The state-backed lender remained mired in multi-billion pound costs linked to its record a decade ago when it careered out of control and had to be rescued during the financial crisis.

2016’s loss was more than three times the figure of £1.98bn for the year before.

It leaves the bank, which includes NatWest as well as the RBS brand, looking some way from a return to the private sector after its £45bn bail-out.

Mr McEwan said it was aiming to return to profit by 2018 – meaning it will have endured a full decade of losses under majority state ownership – as the impact of “legacy issues” finally began to fade.

He said: “This is a bank that has been on a remarkable journey. We still have further to go.

“But the next three years will not be the same as the past three.

“Legacy issues will take up a decreasing amount of our time and focus.”

Instead the bank would focus on customers, costs and efforts to return to profit – which would represent “a significant step towards being able to start repaying UK taxpayers for their support”.

Mr McEwan said the bank was moving to the final phase of a three-phase strategy announced in 2014, after completing plans to build up its strength and strip away “unnecessary complexity”.

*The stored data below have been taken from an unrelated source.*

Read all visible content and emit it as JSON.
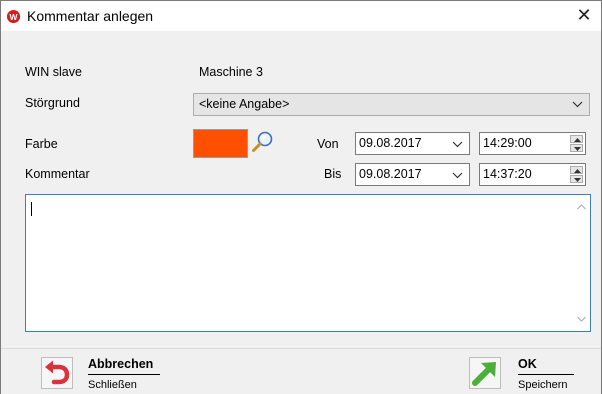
{
  "window": {
    "title": "Kommentar anlegen",
    "close_glyph": "✕"
  },
  "form": {
    "win_slave_label": "WIN slave",
    "win_slave_value": "Maschine 3",
    "stoergrund_label": "Störgrund",
    "stoergrund_value": "<keine Angabe>",
    "farbe_label": "Farbe",
    "farbe_color": "#ff4f00",
    "von_label": "Von",
    "von_date": "09.08.2017",
    "von_time": "14:29:00",
    "bis_label": "Bis",
    "bis_date": "09.08.2017",
    "bis_time": "14:37:20",
    "kommentar_label": "Kommentar",
    "kommentar_text": ""
  },
  "buttons": {
    "cancel_label": "Abbrechen",
    "cancel_sub": "Schließen",
    "ok_label": "OK",
    "ok_sub": "Speichern"
  },
  "icons": {
    "title": "company-logo-icon",
    "picker": "magnifier-icon",
    "cancel": "undo-arrow-icon",
    "ok": "confirm-arrow-icon"
  }
}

The lender’s latest results saw it weighed down by litigation and conduct costs of £5.87bn.

That included a recently-announced additional £3.11bn set aside over US allegations over the mis-selling of mortgage-backed financial products ahead of the financial crisis.

RBS also took a £2.11bn hit for the cost of restructuring, including £750m set aside for a plan to enable it to avoid having to sell off hundreds of branches under the Williams & Glyn brand.

Mr McEwan said: “These costs are a stark reminder of what happens to a bank when things go wrong and you lose focus on the customer, as this bank did before the financial crisis.”